예를들어, 아래는 투표 수를 계산(first-choices만 계산)하여 2013년 Minneapolis의 시장선거 결과를 나타낸 것이다.

Minneapolis2013 %>%
  group_by( First ) %>% 
  summarise( total=n() ) %>%
  head()

First	total
ABDUL M RAHAMAN “THE ROCK”	338
ALICIA K. BENNETT	351
BETSY HODGES	28935
BILL KAHN	97
BOB “AGAIN” CARNEY JR	56
BOB FINE	2094

위 결과를 보면 후보자 이름이 알파벳 순으로 정렬되어 있는 것을 알 수 있다. 하지만 사용자가 원하는 것이 후보자들 간의 total 수 비교라면 total을 내림차순으로 정렬하는 것이 더 효율적인 데이터 표현 방식일 수 있다.

Minneapolis2013 %>%
  group_by( First ) %>% 
  summarise( total=n() ) %>%
  arrange( desc(total) ) %>%
  head()

First	total
BETSY HODGES	28935
MARK ANDREW	19584
DON SAMUELS	8335
CAM WINTON	7511
JACKIE CHERRYHOMES	3524
BOB FINE	2094

Data verb languages

우리가 사용하고 있는 것은 dplyr라는 패키지이다. 하지만 dplyr를 이용하여 data wrangling하는 것은 여러 방법들 중 하나일 뿐이라는 것을 인식하는 것이 중요하다. 예를 들면, 다른 여러 방법에는 다음과 같은 것들이 있다:

dplyr - R에서 사용
data.table - R에서 사용 (for big data)
SQL - database servers에서 사용

같은 표현을 다른 notation으로 하면 다음과 같다:

dplyr BabyNames %>% group_by(year,sex) %>% summarise( nNames=n() )
data.table BabyNames[, length(count), by=c("sex","year") ]
SQL "BabyNames" > GROUP_BY("year", "sex") > SUMMARISE(COUNT() AS "nNames")

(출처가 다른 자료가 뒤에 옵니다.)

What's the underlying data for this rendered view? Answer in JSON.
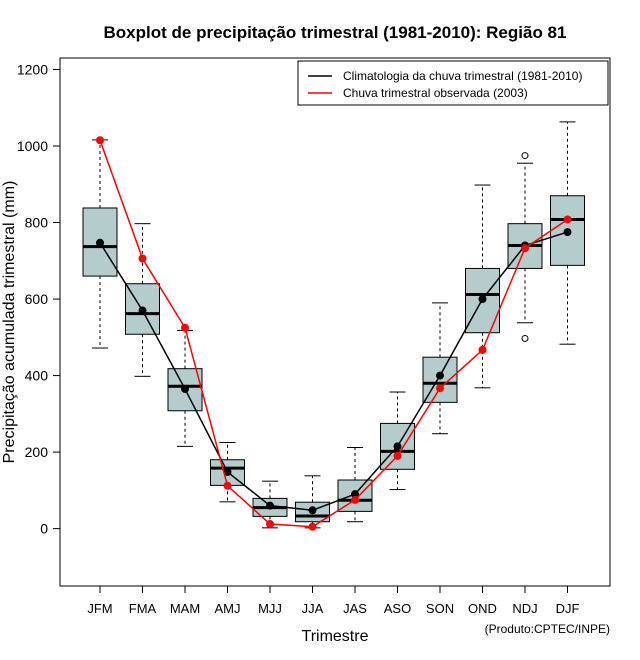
{
  "chart_data": {
    "type": "boxplot",
    "title": "Boxplot de precipitação trimestral (1981-2010): Região 81",
    "xlabel": "Trimestre",
    "ylabel": "Precipitação acumulada trimestral (mm)",
    "credit": "(Produto:CPTEC/INPE)",
    "ylim": [
      -150,
      1230
    ],
    "yticks": [
      0,
      200,
      400,
      600,
      800,
      1000,
      1200
    ],
    "categories": [
      "JFM",
      "FMA",
      "MAM",
      "AMJ",
      "MJJ",
      "JJA",
      "JAS",
      "ASO",
      "SON",
      "OND",
      "NDJ",
      "DJF"
    ],
    "boxes": [
      {
        "whisker_low": 472,
        "q1": 660,
        "median": 737,
        "q3": 838,
        "whisker_high": 1016,
        "outliers": []
      },
      {
        "whisker_low": 398,
        "q1": 508,
        "median": 562,
        "q3": 640,
        "whisker_high": 797,
        "outliers": []
      },
      {
        "whisker_low": 215,
        "q1": 308,
        "median": 372,
        "q3": 418,
        "whisker_high": 518,
        "outliers": []
      },
      {
        "whisker_low": 70,
        "q1": 113,
        "median": 158,
        "q3": 180,
        "whisker_high": 225,
        "outliers": []
      },
      {
        "whisker_low": 2,
        "q1": 32,
        "median": 55,
        "q3": 79,
        "whisker_high": 124,
        "outliers": []
      },
      {
        "whisker_low": 2,
        "q1": 18,
        "median": 33,
        "q3": 69,
        "whisker_high": 138,
        "outliers": []
      },
      {
        "whisker_low": 18,
        "q1": 45,
        "median": 74,
        "q3": 127,
        "whisker_high": 212,
        "outliers": []
      },
      {
        "whisker_low": 102,
        "q1": 155,
        "median": 202,
        "q3": 275,
        "whisker_high": 357,
        "outliers": []
      },
      {
        "whisker_low": 248,
        "q1": 330,
        "median": 380,
        "q3": 448,
        "whisker_high": 590,
        "outliers": []
      },
      {
        "whisker_low": 368,
        "q1": 512,
        "median": 612,
        "q3": 680,
        "whisker_high": 898,
        "outliers": []
      },
      {
        "whisker_low": 538,
        "q1": 680,
        "median": 740,
        "q3": 797,
        "whisker_high": 955,
        "outliers": [
          497,
          975
        ]
      },
      {
        "whisker_low": 482,
        "q1": 688,
        "median": 808,
        "q3": 870,
        "whisker_high": 1063,
        "outliers": []
      }
    ],
    "series": [
      {
        "name": "Climatologia da chuva trimestral (1981-2010)",
        "color": "#000000",
        "values": [
          747,
          570,
          365,
          148,
          60,
          48,
          90,
          215,
          400,
          600,
          740,
          775
        ]
      },
      {
        "name": "Chuva trimestral observada (2003)",
        "color": "#ff0000",
        "values": [
          1015,
          706,
          525,
          112,
          12,
          5,
          75,
          190,
          367,
          467,
          733,
          808
        ]
      }
    ],
    "box_fill": "#b5cccc",
    "legend_position": "top-right"
  }
}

5. base package vs. `ggplot2`

mtcars data set을 사용해보자.

mtcars_m <- mtcars %>% 
  filter(am==0)

mtcars_a <- mtcars %>%
  filter(am==1) 
  
head(mtcars_a)

mpg	cyl	disp	hp	drat	wt	qsec	vs	am	gear	carb
21.0	6	160.0	110	3.90	2.620	16.46	0	1	4	4
21.0	6	160.0	110	3.90	2.875	17.02	0	1	4	4
22.8	4	108.0	93	3.85	2.320	18.61	1	1	4	1
32.4	4	78.7	66	4.08	2.200	19.47	1	1	4	1
30.4	4	75.7	52	4.93	1.615	18.52	1	1	4	2
33.9	4	71.1	65	4.22	1.835	19.90	1	1	4	1

ggplot 패키지가 개발되기 전 R에서 graphing을 담당했던 것은 base R package이다. 아직도 많은 연구자들이 base package를 이용한 그래프로 작업하는 경우가 있으니 base package와 ggplot을 비교하며 그 차이점을 알아보자.

예시 1

base package에서 mtcars중 manual 자동차에 한해, mpg ~ wt의 scattter plot을 만들고 싶다면 명령은 다음과 같다.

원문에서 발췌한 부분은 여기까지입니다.